I have the following setup in Azure:
- Public IP address (IPv4)
- Azure Application Gateway (Standard V2)
- V-NET with one subnet. AGW deployed to that subnet with 'Add IPv6 address space' checkbox disabled
- AppServices and Functions as backends
Everything is in West EU region if that matters.
I'm troubleshooting one problem and I noticed that AGW health probe does not contain an origin IPv4 address. I would expect a health probe request to originate from AGW subnet. In fact that's how it works in another environments with similar setups.

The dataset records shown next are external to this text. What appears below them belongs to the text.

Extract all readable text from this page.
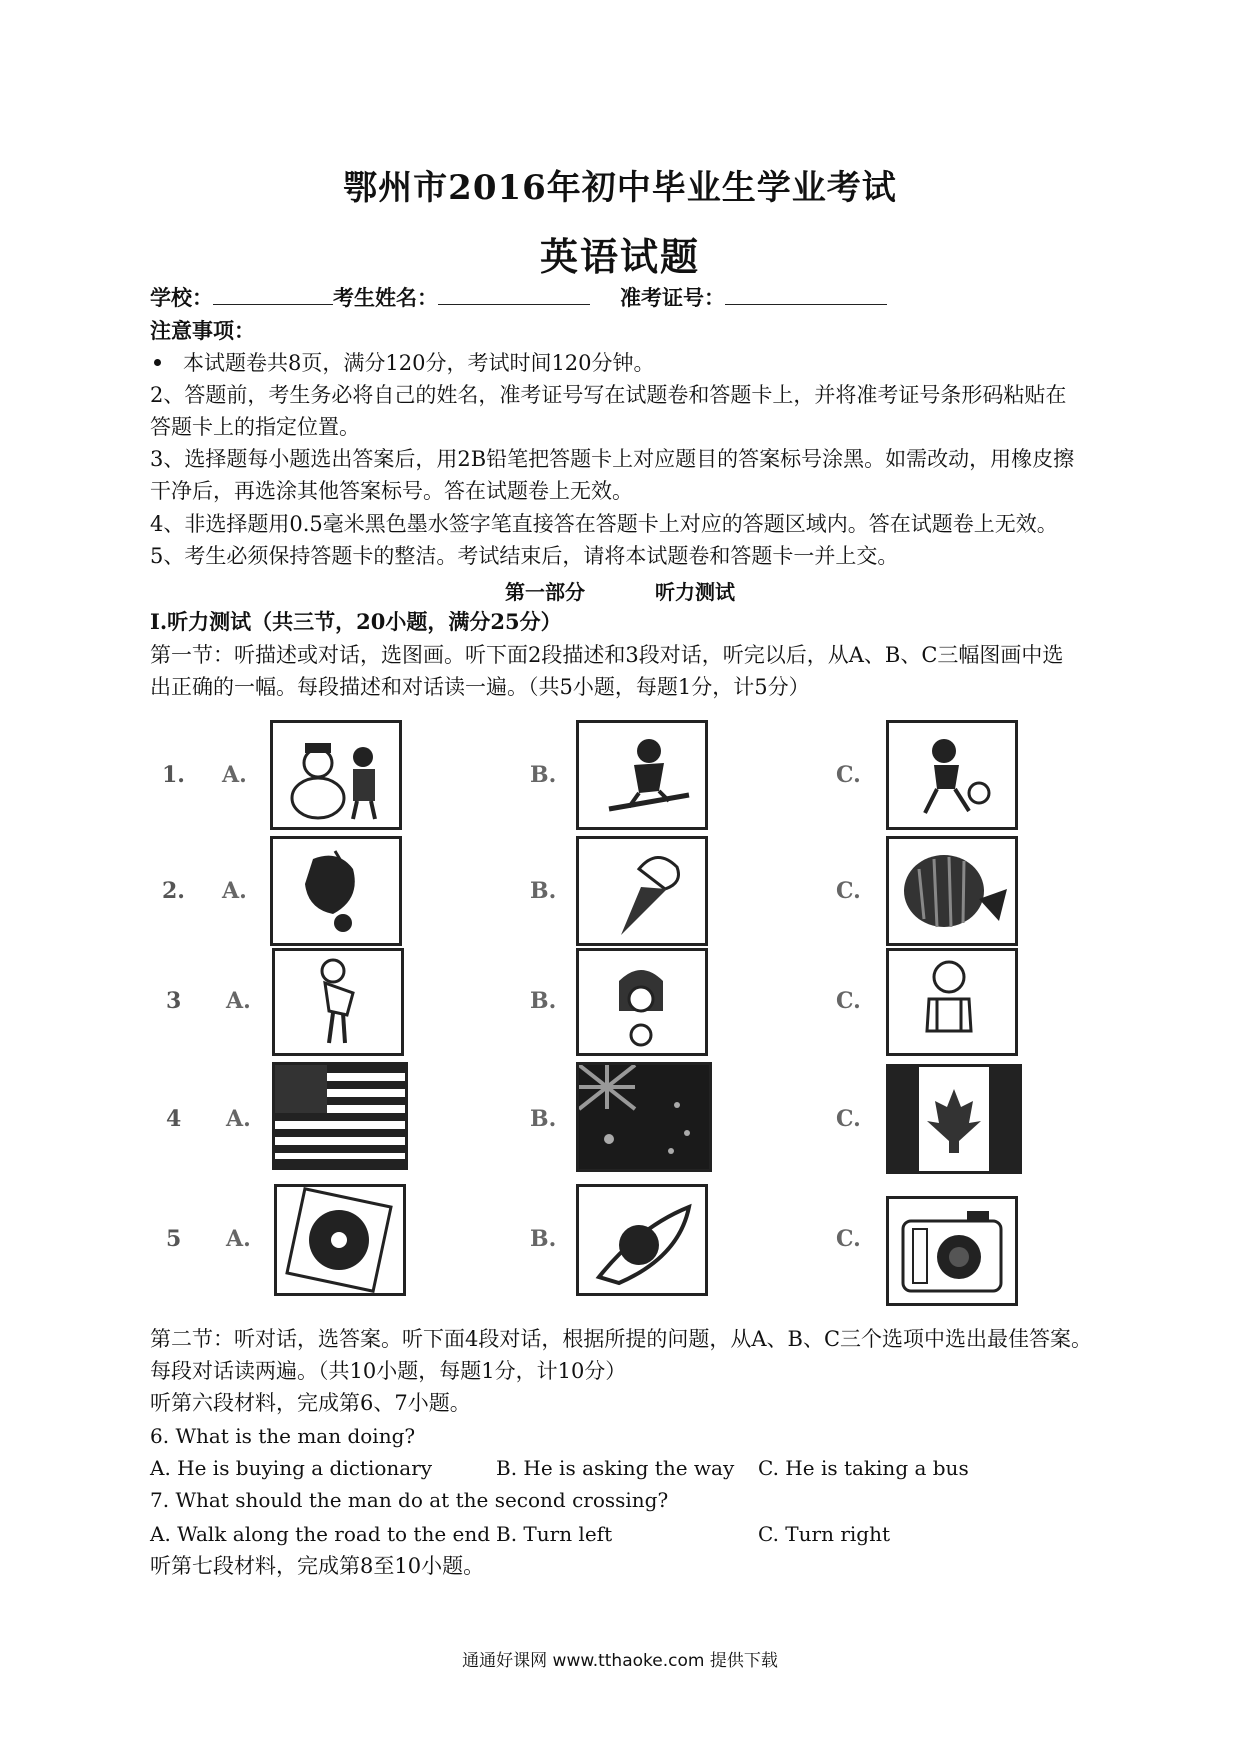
鄂州市2016年初中毕业生学业考试
英语试题
学校：	考生姓名：	准考证号：
注意事项：
本试题卷共8页，满分120分，考试时间120分钟。
2、答题前，考生务必将自己的姓名，准考证号写在试题卷和答题卡上，并将准考证号条形码粘贴在
答题卡上的指定位置。
3、选择题每小题选出答案后，用2B铅笔把答题卡上对应题目的答案标号涂黑。如需改动，用橡皮擦
干净后，再选涂其他答案标号。答在试题卷上无效。
4、非选择题用0.5毫米黑色墨水签字笔直接答在答题卡上对应的答题区域内。答在试题卷上无效。
5、考生必须保持答题卡的整洁。考试结束后，请将本试题卷和答题卡一并上交。
第一部分	听力测试
Ⅰ.听力测试（共三节，20小题，满分25分）
第一节：听描述或对话，选图画。听下面2段描述和3段对话，听完以后，从A、B、C三幅图画中选
出正确的一幅。每段描述和对话读一遍。（共5小题，每题1分，计5分）
1. A.	B.	C.
2. A.	B.	C.
3 A.	B.	C.
4 A.	B.	C.
5 A.	B.	C.
第二节：听对话，选答案。听下面4段对话，根据所提的问题，从A、B、C三个选项中选出最佳答案。
每段对话读两遍。（共10小题，每题1分，计10分）
听第六段材料，完成第6、7小题。
6. What is the man doing?
A. He is buying a dictionary	B. He is asking the way C. He is taking a bus
7. What should the man do at the second crossing?
A. Walk along the road to the end B. Turn left	C. Turn right
听第七段材料，完成第8至10小题。
通通好课网 www.tthaoke.com 提供下载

I have a simple Azure Function which I'm using for testing, it logs a list of IP addresses in X-Forwarded-From
header. Nothing fancy really:
if (request.Headers.TryGetValues("X-Forwarded-For", out var values)){
foreach(var val in values) log.LogInformation($"IP:{val}");
}
- When I call this function directly I can see one IP address there (an IP of my PC).

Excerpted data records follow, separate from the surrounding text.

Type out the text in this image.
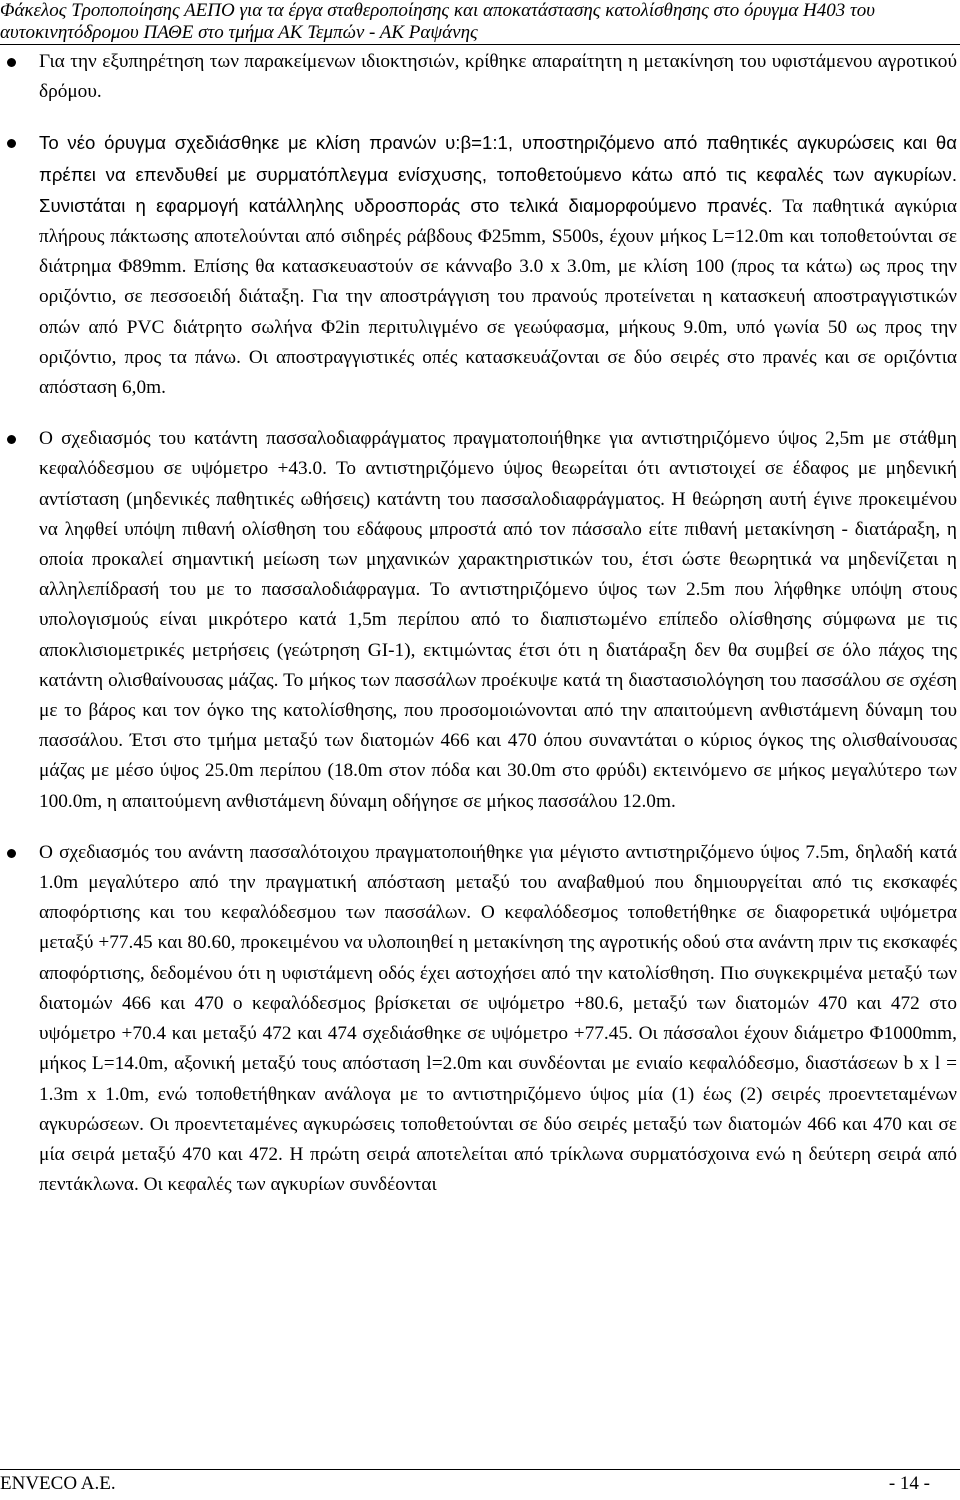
Φάκελος Τροποποίησης ΑΕΠΟ για τα έργα σταθεροποίησης και αποκατάστασης κατολίσθησης στο όρυγμα Η403 του
αυτοκινητόδρομου ΠΑΘΕ στο τμήμα ΑΚ Τεμπών - ΑΚ Ραψάνης
Για την εξυπηρέτηση των παρακείμενων ιδιοκτησιών, κρίθηκε απαραίτητη η μετακίνηση του υφιστάμενου αγροτικού δρόμου.
Το νέο όρυγμα σχεδιάσθηκε με κλίση πρανών υ:β=1:1, υποστηριζόμενο από παθητικές αγκυρώσεις και θα πρέπει να επενδυθεί με συρματόπλεγμα ενίσχυσης, τοποθετούμενο κάτω από τις κεφαλές των αγκυρίων. Συνιστάται η εφαρμογή κατάλληλης υδροσποράς στο τελικά διαμορφούμενο πρανές. Τα παθητικά αγκύρια πλήρους πάκτωσης αποτελούνται από σιδηρές ράβδους Φ25mm, S500s, έχουν μήκος L=12.0m και τοποθετούνται σε διάτρημα Φ89mm. Επίσης θα κατασκευαστούν σε κάνναβο 3.0 x 3.0m, με κλίση 100 (προς τα κάτω) ως προς την οριζόντιο, σε πεσσοειδή διάταξη. Για την αποστράγγιση του πρανούς προτείνεται η κατασκευή αποστραγγιστικών οπών από PVC διάτρητο σωλήνα Φ2in περιτυλιγμένο σε γεωύφασμα, μήκους 9.0m, υπό γωνία 50 ως προς την οριζόντιο, προς τα πάνω. Οι αποστραγγιστικές οπές κατασκευάζονται σε δύο σειρές στο πρανές και σε οριζόντια απόσταση 6,0m.
Ο σχεδιασμός του κατάντη πασσαλοδιαφράγματος πραγματοποιήθηκε για αντιστηριζόμενο ύψος 2,5m με στάθμη κεφαλόδεσμου σε υψόμετρο +43.0. Το αντιστηριζόμενο ύψος θεωρείται ότι αντιστοιχεί σε έδαφος με μηδενική αντίσταση (μηδενικές παθητικές ωθήσεις) κατάντη του πασσαλοδιαφράγματος. Η θεώρηση αυτή έγινε προκειμένου να ληφθεί υπόψη πιθανή ολίσθηση του εδάφους μπροστά από τον πάσσαλο είτε πιθανή μετακίνηση - διατάραξη, η οποία προκαλεί σημαντική μείωση των μηχανικών χαρακτηριστικών του, έτσι ώστε θεωρητικά να μηδενίζεται η αλληλεπίδρασή του με το πασσαλοδιάφραγμα. Το αντιστηριζόμενο ύψος των 2.5m που λήφθηκε υπόψη στους υπολογισμούς είναι μικρότερο κατά 1,5m περίπου από το διαπιστωμένο επίπεδο ολίσθησης σύμφωνα με τις αποκλισιομετρικές μετρήσεις (γεώτρηση GI-1), εκτιμώντας έτσι ότι η διατάραξη δεν θα συμβεί σε όλο πάχος της κατάντη ολισθαίνουσας μάζας. Το μήκος των πασσάλων προέκυψε κατά τη διαστασιολόγηση του πασσάλου σε σχέση με το βάρος και τον όγκο της κατολίσθησης, που προσομοιώνονται από την απαιτούμενη ανθιστάμενη δύναμη του πασσάλου. Έτσι στο τμήμα μεταξύ των διατομών 466 και 470 όπου συναντάται ο κύριος όγκος της ολισθαίνουσας μάζας με μέσο ύψος 25.0m περίπου (18.0m στον πόδα και 30.0m στο φρύδι) εκτεινόμενο σε μήκος μεγαλύτερο των 100.0m, η απαιτούμενη ανθιστάμενη δύναμη οδήγησε σε μήκος πασσάλου 12.0m.
Ο σχεδιασμός του ανάντη πασσαλότοιχου πραγματοποιήθηκε για μέγιστο αντιστηριζόμενο ύψος 7.5m, δηλαδή κατά 1.0m μεγαλύτερο από την πραγματική απόσταση μεταξύ του αναβαθμού που δημιουργείται από τις εκσκαφές αποφόρτισης και του κεφαλόδεσμου των πασσάλων. Ο κεφαλόδεσμος τοποθετήθηκε σε διαφορετικά υψόμετρα μεταξύ +77.45 και 80.60, προκειμένου να υλοποιηθεί η μετακίνηση της αγροτικής οδού στα ανάντη πριν τις εκσκαφές αποφόρτισης, δεδομένου ότι η υφιστάμενη οδός έχει αστοχήσει από την κατολίσθηση. Πιο συγκεκριμένα μεταξύ των διατομών 466 και 470 ο κεφαλόδεσμος βρίσκεται σε υψόμετρο +80.6, μεταξύ των διατομών 470 και 472 στο υψόμετρο +70.4 και μεταξύ 472 και 474 σχεδιάσθηκε σε υψόμετρο +77.45. Οι πάσσαλοι έχουν διάμετρο Φ1000mm, μήκος L=14.0m, αξονική μεταξύ τους απόσταση l=2.0m και συνδέονται με ενιαίο κεφαλόδεσμο, διαστάσεων b x l = 1.3m x 1.0m, ενώ τοποθετήθηκαν ανάλογα με το αντιστηριζόμενο ύψος μία (1) έως (2) σειρές προεντεταμένων αγκυρώσεων. Οι προεντεταμένες αγκυρώσεις τοποθετούνται σε δύο σειρές μεταξύ των διατομών 466 και 470 και σε μία σειρά μεταξύ 470 και 472. Η πρώτη σειρά αποτελείται από τρίκλωνα συρματόσχοινα ενώ η δεύτερη σειρά από πεντάκλωνα. Οι κεφαλές των αγκυρίων συνδέονται
ENVECO A.E.	- 14 -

- When I call the AGW I can see three IPs (My PC's, Cloudflare's and one unknown IPv6 (???)).
- When AGW performs a health probe I can see just one IPv6 entry (same as above)
Where does this IPv6 (fde4:8dba:1200:xxxx:xxxx:xxx:xxxx:x
, looks like a ULA to me) address come from? Why don't I see an IPv4 address from the Subnet range?
And how can I enforce the IPv4 address to be present?
This situation breaks my IIS IP restriction rules.
I know I can whitelist IPv6 too:
<add ipAddress="2001:4898:2a:5:c4ad:9291:22b1:c870" subnetMask="ffff:ffff::" allowed="true" />
but that doesn't solve the mystery.
Make sure that you do not have the Microsoft.Web service endpoint enabled in your Application Gateway's subnet. That will cause traffic to App Services to be sent via that IPv6 endpoint instead of from the Application Gateway's public IP address.